A team of scientists from the University of Utah and the Smithsonian Astrophysical Observatory has found a new explanation for the growth of supermassive black holes in the center of most galaxies.

An artist’s conception of a supermassive black hole (left) capturing one star (bluish) from a pair of binary stars (Benjamin Bromley / University of Utah)
The study, published online today in the Astrophysical Journal Letters, suggests that supermassive black holes repeatedly capture and swallow single stars from pairs of stars that wander too close.
“Using new calculations and previous observations of our own Milky Way and other galaxies, we found black holes grow enormously as a result of sucking in captured binary star partners,” said Prof. Benjamin Bromley of the University of Utah, a lead author of the study. “I believe this has got to be the dominant method for growing supermassive black holes. There are two ways to grow a supermassive black hole: with gas clouds and with stars. Sometimes there’s gas and sometimes there is not. We know that from observations of other galaxies. But there are always stars.”
“Our mechanism is an efficient way to bring a star to a black hole,” Prof. Bromley explained. “It’s really hard to target a single star at a black hole. It’s a lot easier to throw a binary at it, just as it’s more difficult to hit a target using a slingshot, which hurls a single stone, than with a bola, which hurls two weights connected by a cord.”
“A binary pair of stars orbiting each other is essentially a single object much bigger than the size of the individual stars, so it is going to interact with the black hole more efficiently. The binary doesn’t have to get nearly as close for one of the stars to get ripped away and captured.”

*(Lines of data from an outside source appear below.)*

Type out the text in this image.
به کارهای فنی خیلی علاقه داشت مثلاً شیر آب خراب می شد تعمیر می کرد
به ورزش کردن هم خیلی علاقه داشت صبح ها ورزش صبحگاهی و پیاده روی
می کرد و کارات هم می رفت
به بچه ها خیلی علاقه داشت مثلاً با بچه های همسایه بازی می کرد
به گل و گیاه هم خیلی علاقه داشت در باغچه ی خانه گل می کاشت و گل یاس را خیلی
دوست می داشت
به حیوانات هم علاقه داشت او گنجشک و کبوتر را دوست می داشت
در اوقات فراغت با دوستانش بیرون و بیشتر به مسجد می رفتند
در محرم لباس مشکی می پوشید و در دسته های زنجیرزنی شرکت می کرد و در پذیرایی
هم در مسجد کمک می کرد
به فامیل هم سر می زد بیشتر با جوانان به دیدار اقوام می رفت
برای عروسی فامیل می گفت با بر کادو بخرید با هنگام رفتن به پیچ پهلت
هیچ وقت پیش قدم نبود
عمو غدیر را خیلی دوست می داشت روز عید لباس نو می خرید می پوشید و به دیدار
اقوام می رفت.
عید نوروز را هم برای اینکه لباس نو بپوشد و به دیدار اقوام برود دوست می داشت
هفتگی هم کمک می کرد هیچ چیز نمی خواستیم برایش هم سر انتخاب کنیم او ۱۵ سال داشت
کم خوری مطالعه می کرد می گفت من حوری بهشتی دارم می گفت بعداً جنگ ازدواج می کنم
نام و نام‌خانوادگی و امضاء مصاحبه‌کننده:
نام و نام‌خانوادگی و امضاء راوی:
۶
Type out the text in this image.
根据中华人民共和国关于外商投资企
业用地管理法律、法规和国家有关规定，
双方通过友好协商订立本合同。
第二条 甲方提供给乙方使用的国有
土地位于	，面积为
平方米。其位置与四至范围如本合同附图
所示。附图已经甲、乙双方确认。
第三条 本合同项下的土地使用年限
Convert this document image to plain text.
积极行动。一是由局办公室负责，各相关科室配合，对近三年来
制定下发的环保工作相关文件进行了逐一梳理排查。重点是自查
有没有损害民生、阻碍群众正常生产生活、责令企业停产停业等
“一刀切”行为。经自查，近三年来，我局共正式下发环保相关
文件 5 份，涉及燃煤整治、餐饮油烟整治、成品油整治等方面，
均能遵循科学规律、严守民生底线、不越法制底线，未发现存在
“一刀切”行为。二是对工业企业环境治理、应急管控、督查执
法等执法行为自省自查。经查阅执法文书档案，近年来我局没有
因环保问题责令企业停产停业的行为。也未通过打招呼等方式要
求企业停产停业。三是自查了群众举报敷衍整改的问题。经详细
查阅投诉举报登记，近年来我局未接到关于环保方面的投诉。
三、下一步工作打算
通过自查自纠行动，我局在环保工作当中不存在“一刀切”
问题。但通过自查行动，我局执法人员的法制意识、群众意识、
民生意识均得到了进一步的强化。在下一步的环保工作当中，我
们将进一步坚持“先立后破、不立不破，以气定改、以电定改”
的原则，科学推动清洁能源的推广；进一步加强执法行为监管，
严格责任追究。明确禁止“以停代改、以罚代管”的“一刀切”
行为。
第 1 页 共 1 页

But to prove the theory will require more powerful telescopes to find three key signs: large numbers of small stars captured near supermassive black holes, more observations of stars being “shredded” by gravity from black holes, and large numbers of “hypervelocity stars” that are flung from galaxies at more than 1 million mph when their binary partners are captured.
Small black holes result from the collapse of individual stars. But the centers of most galaxies, including our own Milky Way, are occupied by what are popularly known as supermassive black holes that contain mass ranging from 1 million to 10 billion stars the size of our Sun.
Astrophysicists have long debated how supermassive black holes grew during the 14 billion years since the Universe began in a great expansion of matter and energy named the Big Bang. One side believes black holes grow larger mainly by sucking in vast amounts of gas, the other side says they grow primarily by capturing and sucking in stars.
“The hypervelocity stars we see come from binary stars that stray close to the galaxy’s massive black hole,” Prof. Bromley said. “The hole peels off one binary partner, while the other partner – the hypervelocity star – gets flung out in a gravitational slingshot.”
“We put the numbers together for observed hypervelocity stars and other evidence, and found that the rate of binary encounters would mean most of the mass of the galaxy’s black hole came from binary stars,” he added. “We estimated these interactions for supermassive black holes in other galaxies and found that they too can grow to billions of solar masses in this way.”
The study looked at each step in the process of a supermassive black hole eating binary stars, and calculated what would be required for the process to work in terms of the rates at which hypervelocity stars are produced, binary partners are captured, the captured stars are bound to the black hole in elongated orbits and then sucked into it.
The team then compared the results with actual observations of supermassive black holes, stars clustering near them and tidal disruption events in which black holes in other galaxies are seen to shred stars while pulling them into the hole.
“It fits together, and it works,” Prof. Bromley said. “When we look at observations of how stars are accumulating in our galactic center, it’s clear that much of the mass of the black hole likely came from binary stars that were torn apart.”
The scientist refers to the process of a supermassive black hole capturing stars from binary pairs as “filling the bathtub.” Once the tub – the area near the black hole – is occupied by a cluster of captured stars, they go “down the drain” into the black hole over millions of years. The study shows the “tub” fills at about the same rate it drains, meaning stars captured by a supermassive black hole eventually are swallowed.
When the scientists considered the number of stars near the Milky Way’s center, their speed and the odds they will encounter the supermassive black hole, they estimated that one binary star will be torn apart every 1,000 years by the hole’s gravity. During the last 10 billion years, that would mean the Milky Way’s supermassive black hole ate 10 million solar masses – more than enough to account for the hole’s actual size of 4 million solar masses.
“We found a wide range of black hole masses can be explained by this process,” Prof. Bromley concluded.